As Williams pointed out, the point of non-viability is a concept that is determined solely by APRA - the only definitions of this concept are the ones included in regulatory capital transactions completed in recent years - all of which needed to be approved by the prudential regulator.
“None of these definitions have been tested yet,” he said. “A member interest is generally defined in a mutual's constitution. But that constitution may be silent on how that mutual manages loss absorbency on a going concern basis, particularly as it relates to non-viability.
“This becomes problematic when a mutual bank wants to issue subordinated debt, which traditionally absorbs losses in a 'gone concern' basis."
For listed entities, APRA's concept of 'non-viability' can be met simply by having any instrument convert to common equity. But for mutuals, Williams went on to say, there is no mechanism or instrument to convert to anything, so APRA invented a new prudential instrument: 'mutual equity interest'.
"The mutual equity interest cannot be issued directly, it only exists at the point of non-viability - so mutuals are back to square one. It is not currently a solution to allow them to issue common equity tier one capital.”
With Federal Treasurer Scott Morrison's appointment of lawyer Greg Hammond to recommend a solution by July 14, the mutual sector is expecting there will be a cross section of mutuals that will raise equity if the rules change.
“The only way to solve the whole problem is to address the concept of mutuality in the Corps Act," Williams said, adding "this not just about mutual banks but also mutual insurers, motoring mutuals, and the like".
The Business Council of Co-operatives and Mutuals - the national peak body for cooperatives across all industries - has been pushing hard for its member to be allowed to raise capital by issuing securities without risking the loss of their mutual status.
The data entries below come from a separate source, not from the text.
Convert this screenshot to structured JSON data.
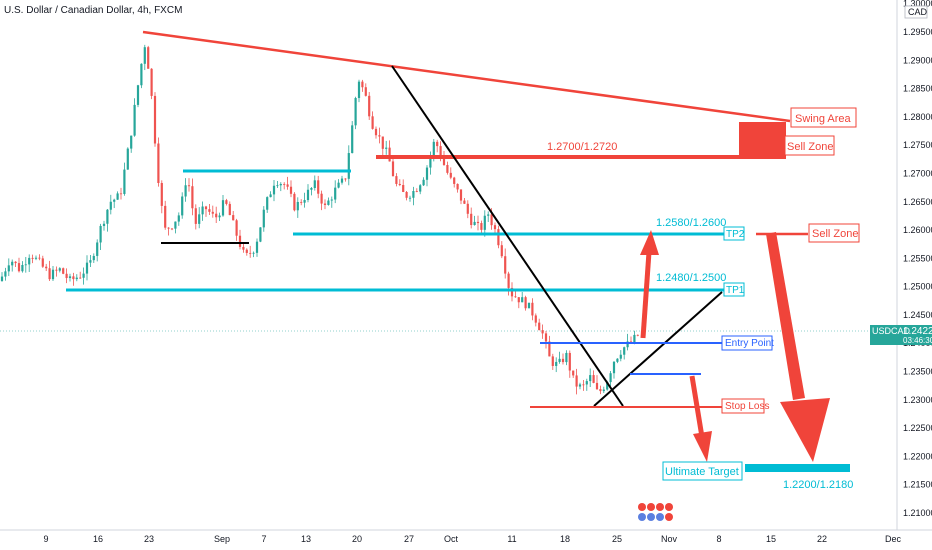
{
  "header": {
    "symbol_title": "U.S. Dollar / Canadian Dollar, 4h, FXCM",
    "currency": "CAD"
  },
  "colors": {
    "up": "#26a69a",
    "down": "#ef5350",
    "red_line": "#f0443a",
    "cyan_line": "#00bcd4",
    "blue_line": "#2962ff",
    "black_line": "#000000",
    "price_tag": "#26a69a"
  },
  "price_tag": {
    "symbol": "USDCAD",
    "price": "1.24222",
    "countdown": "03:46:30"
  },
  "annotations": {
    "swing_area": "Swing  Area",
    "sell_zone_top": "Sell Zone",
    "sell_zone_mid": "Sell Zone",
    "zone_1": "1.2700/1.2720",
    "zone_2": "1.2580/1.2600",
    "zone_3": "1.2480/1.2500",
    "tp1": "TP1",
    "tp2": "TP2",
    "entry": "Entry Point",
    "stop_loss": "Stop Loss",
    "ultimate_target": "Ultimate Target",
    "target_zone": "1.2200/1.2180"
  },
  "chart_data": {
    "type": "candlestick",
    "title": "U.S. Dollar / Canadian Dollar, 4h, FXCM",
    "ylim": [
      1.2075,
      1.3025
    ],
    "y_ticks": [
      "1.21000",
      "1.21500",
      "1.22000",
      "1.22500",
      "1.23000",
      "1.23500",
      "1.24000",
      "1.24500",
      "1.25000",
      "1.25500",
      "1.26000",
      "1.26500",
      "1.27000",
      "1.27500",
      "1.28000",
      "1.28500",
      "1.29000",
      "1.29500",
      "1.30000"
    ],
    "x_ticks": [
      "9",
      "16",
      "23",
      "Sep",
      "7",
      "13",
      "20",
      "27",
      "Oct",
      "11",
      "18",
      "25",
      "Nov",
      "8",
      "15",
      "22",
      "Dec"
    ],
    "price_path": [
      [
        0,
        1.251
      ],
      [
        10,
        1.255
      ],
      [
        20,
        1.253
      ],
      [
        30,
        1.256
      ],
      [
        40,
        1.254
      ],
      [
        50,
        1.252
      ],
      [
        60,
        1.253
      ],
      [
        70,
        1.251
      ],
      [
        80,
        1.252
      ],
      [
        90,
        1.254
      ],
      [
        100,
        1.26
      ],
      [
        110,
        1.265
      ],
      [
        120,
        1.266
      ],
      [
        130,
        1.276
      ],
      [
        140,
        1.288
      ],
      [
        145,
        1.293
      ],
      [
        150,
        1.287
      ],
      [
        155,
        1.276
      ],
      [
        160,
        1.266
      ],
      [
        165,
        1.26
      ],
      [
        172,
        1.261
      ],
      [
        180,
        1.263
      ],
      [
        187,
        1.27
      ],
      [
        195,
        1.261
      ],
      [
        205,
        1.264
      ],
      [
        215,
        1.262
      ],
      [
        225,
        1.265
      ],
      [
        235,
        1.26
      ],
      [
        245,
        1.255
      ],
      [
        255,
        1.257
      ],
      [
        265,
        1.264
      ],
      [
        275,
        1.269
      ],
      [
        285,
        1.268
      ],
      [
        295,
        1.264
      ],
      [
        305,
        1.266
      ],
      [
        315,
        1.268
      ],
      [
        325,
        1.264
      ],
      [
        335,
        1.267
      ],
      [
        345,
        1.269
      ],
      [
        352,
        1.278
      ],
      [
        358,
        1.287
      ],
      [
        365,
        1.284
      ],
      [
        372,
        1.279
      ],
      [
        380,
        1.276
      ],
      [
        388,
        1.273
      ],
      [
        396,
        1.268
      ],
      [
        405,
        1.266
      ],
      [
        415,
        1.267
      ],
      [
        425,
        1.27
      ],
      [
        435,
        1.276
      ],
      [
        443,
        1.272
      ],
      [
        450,
        1.269
      ],
      [
        460,
        1.266
      ],
      [
        470,
        1.262
      ],
      [
        480,
        1.26
      ],
      [
        488,
        1.263
      ],
      [
        495,
        1.26
      ],
      [
        502,
        1.256
      ],
      [
        510,
        1.249
      ],
      [
        518,
        1.248
      ],
      [
        526,
        1.247
      ],
      [
        534,
        1.245
      ],
      [
        542,
        1.242
      ],
      [
        550,
        1.237
      ],
      [
        558,
        1.236
      ],
      [
        566,
        1.238
      ],
      [
        574,
        1.233
      ],
      [
        582,
        1.232
      ],
      [
        590,
        1.234
      ],
      [
        598,
        1.231
      ],
      [
        606,
        1.233
      ],
      [
        614,
        1.237
      ],
      [
        622,
        1.239
      ],
      [
        630,
        1.24
      ],
      [
        636,
        1.241
      ],
      [
        641,
        1.2422
      ]
    ]
  }
}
To the BCCM, corporate diversity matters and legislative frameworks should not restrict particular types of firm from accessing capital to facilitate growth and development.
KPMG has estimated if the reforms were made, mutuals in the banking sector alone could raise an extra $25 billion in capital, boosting profits by $375 million.
Certainly, Williams looks forward to having more capital management options as part of Heritage's strategy to effect a digital transformation. For the mutual bank, an equity raising would be about investing in infrastructure, processes as well as diversifying the network.
“We’ve focused on some of the things that are easy to fix but there is still plenty more to do and we recognise we must invest wisely to ensure initiatives pay their way," he said.